Capital Group’s $200 billion+ Investment Company of America fund has kept pace with the changes since its inception in 1934.
Anita Patel, an investment director and public spokesperson for the strategy, told MarketWatch in an interview that the fund “has evolved alongside the U.S. economic landscape,” moving from a manufacturing-based economy in the post-World War II era to a services-based one in the 1980s, and from the old economy to the new one.
The fund has a “long track record of protecting in periods of market volatility and market declines,” according to Patel. According to Lipper data, the five-star Morningstar-rated fund AIVSX is outperforming the S&P 500 both this year and across three- and five-year periods.
“Well-established U.S. companies with growth and income characteristics from a wide cross section of the economy” make up the majority of the portfolio, according to Patel.

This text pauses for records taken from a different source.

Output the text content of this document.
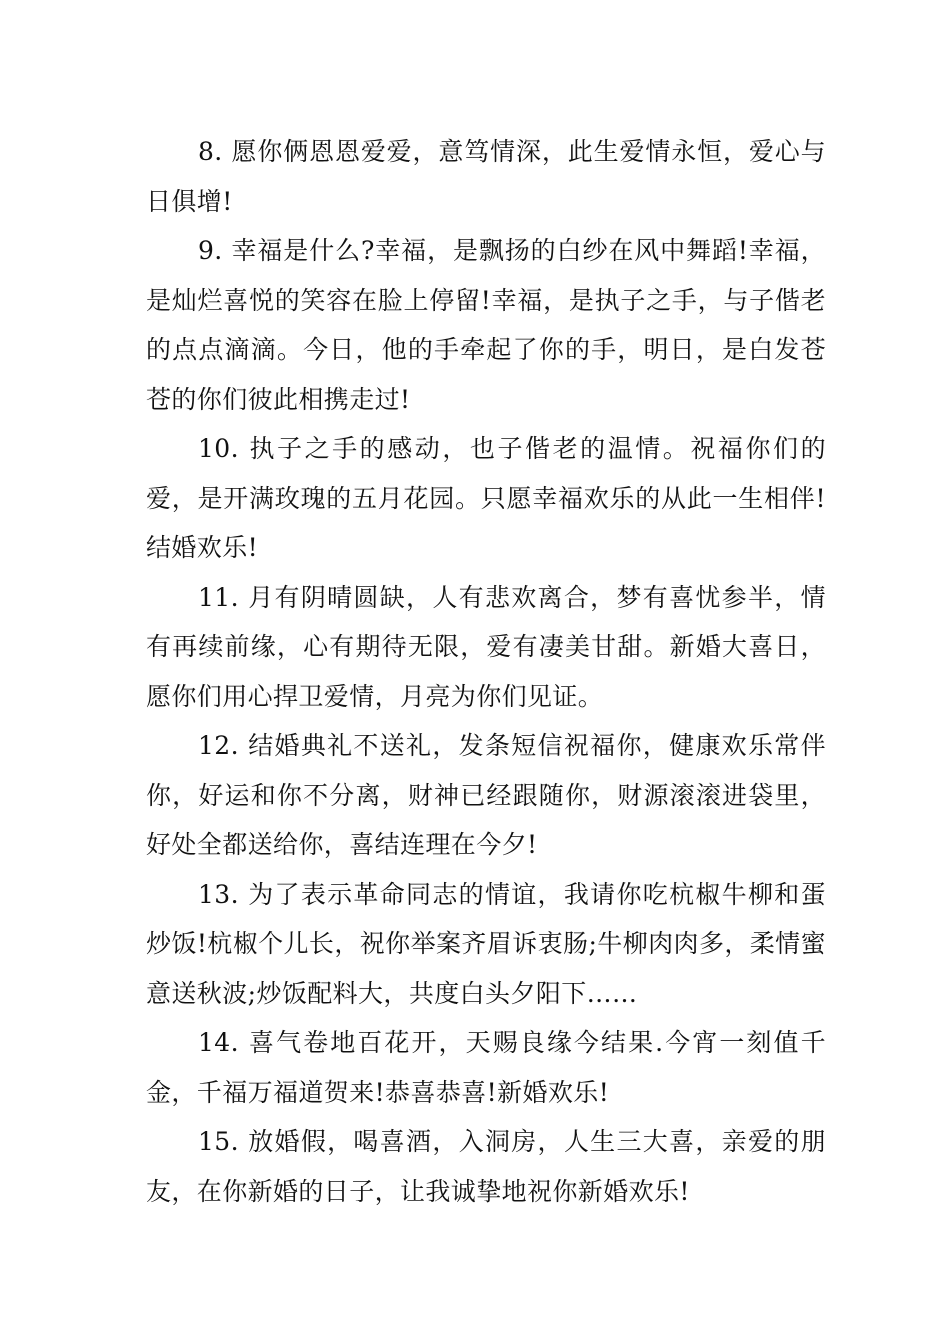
8. 愿你俩恩恩爱爱，意笃情深，此生爱情永恒，爱心与日俱增!

9. 幸福是什么?幸福，是飘扬的白纱在风中舞蹈!幸福，是灿烂喜悦的笑容在脸上停留!幸福，是执子之手，与子偕老的点点滴滴。今日，他的手牵起了你的手，明日，是白发苍苍的你们彼此相携走过!

10. 执子之手的感动，也子偕老的温情。祝福你们的爱，是开满玫瑰的五月花园。只愿幸福欢乐的从此一生相伴!结婚欢乐!

11. 月有阴晴圆缺，人有悲欢离合，梦有喜忧参半，情有再续前缘，心有期待无限，爱有凄美甘甜。新婚大喜日，愿你们用心捍卫爱情，月亮为你们见证。

12. 结婚典礼不送礼，发条短信祝福你，健康欢乐常伴你，好运和你不分离，财神已经跟随你，财源滚滚进袋里，好处全都送给你，喜结连理在今夕!

13. 为了表示革命同志的情谊，我请你吃杭椒牛柳和蛋炒饭!杭椒个儿长，祝你举案齐眉诉衷肠;牛柳肉肉多，柔情蜜意送秋波;炒饭配料大，共度白头夕阳下……

14. 喜气卷地百花开，天赐良缘今结果.今宵一刻值千金，千福万福道贺来!恭喜恭喜!新婚欢乐!

15. 放婚假，喝喜酒，入洞房，人生三大喜，亲爱的朋友，在你新婚的日子，让我诚挚地祝你新婚欢乐!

According to Patel, the fund’s sweet spot of 80% invested in dividend payers provides evidence of capital discipline.
What about the rocky 2025 so far? “We’re looking to find long-term winners within the investment universe, within the U.S., so this is just noise at the moment,” Patel, who suggests that customers “stay invested, don’t try to time the market, take a very long-term perspective.”
Given how the post-COVID air travel rebound has increased demand for planes, the fund is overweight industrials with a focus on commercial aviation and aircraft-engine producer GE Aerospace (GE).
“Leading aircraft manufacturers cannot fill that gap, so there’s a slowdown in manufacturing of these new aircrafts, and the demand for aircraft is so high, so there’s a big gap,” she stated.
“They’re benefiting from strong aftermarket revenues, because the aircraft manufacturers are just not manufacturing the planes quick enough, and that adds resilience to GE’s revenues, because those aftermarket revenues are recurring” – and, according to Patel, resilient.
The fund is also interested in companies in the building products sector, such as Carrier Global (CARR). “They incorporate technology within their [heating, ventilation and air conditioning] systems to make them energy-efficient, so they’re going to benefit from the shift toward decarbonization, and also because about 40% of a building’s greenhouse-gas emissions come from HVAC systems,” she stated.
One of the fund’s longest holdings, Abbott Laboratories (ABT), is a diagnostic and medical technology business that is “exposed to the fastest-growing segments within healthcare, which is diabetes and heart valves,” according to Patel. Abbott hasn’t reduced its dividend in fifty years.
“So there’s all this technology, and the markets are just not reflecting the full potential of innovation that’s going on with the sector,” she explained.
Microsoft (MSFT), which the fund has owned since 1993, is its largest position. When she and her coworkers met CEO Satya Nadella 10 years ago following the change in leadership, she said they were pleased by the “direction of the growth potential of the company.”
And if you look at the company now, it’s a leader in cloud computing, software, and, thanks to its cooperation with OpenAI, artificial intelligence. According to her, the company has a solid competitive position, a diversified revenue mix, a recurring subscription model with its cloud computing and Office 365 products, and has raised dividends for the past 20 years.
In terms of exposure to AI, the fund is “very selective,” although she claims that Carrier Global is a play on the materials that large AI data centers would require for their construction, while Microsoft provides a path in through its OpenAI link.
Uber (UBER), which was acquired in 2023, is a relative newbie to the fund. Patel and his team favor Uber because it links drivers and passengers, while they are less interested in Tesla because of its “very capital-intensive” business.
“To break even and make a profit you need to utilize or increase the utilization rate of these driverless cars,” and offering them on the largest marketplace, like Uber, is the best way to achieve that.
According to her, managers see greater chances elsewhere and Tesla (TSLA) is a “very, very small position” in the fund due to its volatility.
According to Patel, many investors might not be aware that the market is expanding the SPX. “There are a number of sectors and industries that are doing much better than tech,” she stated.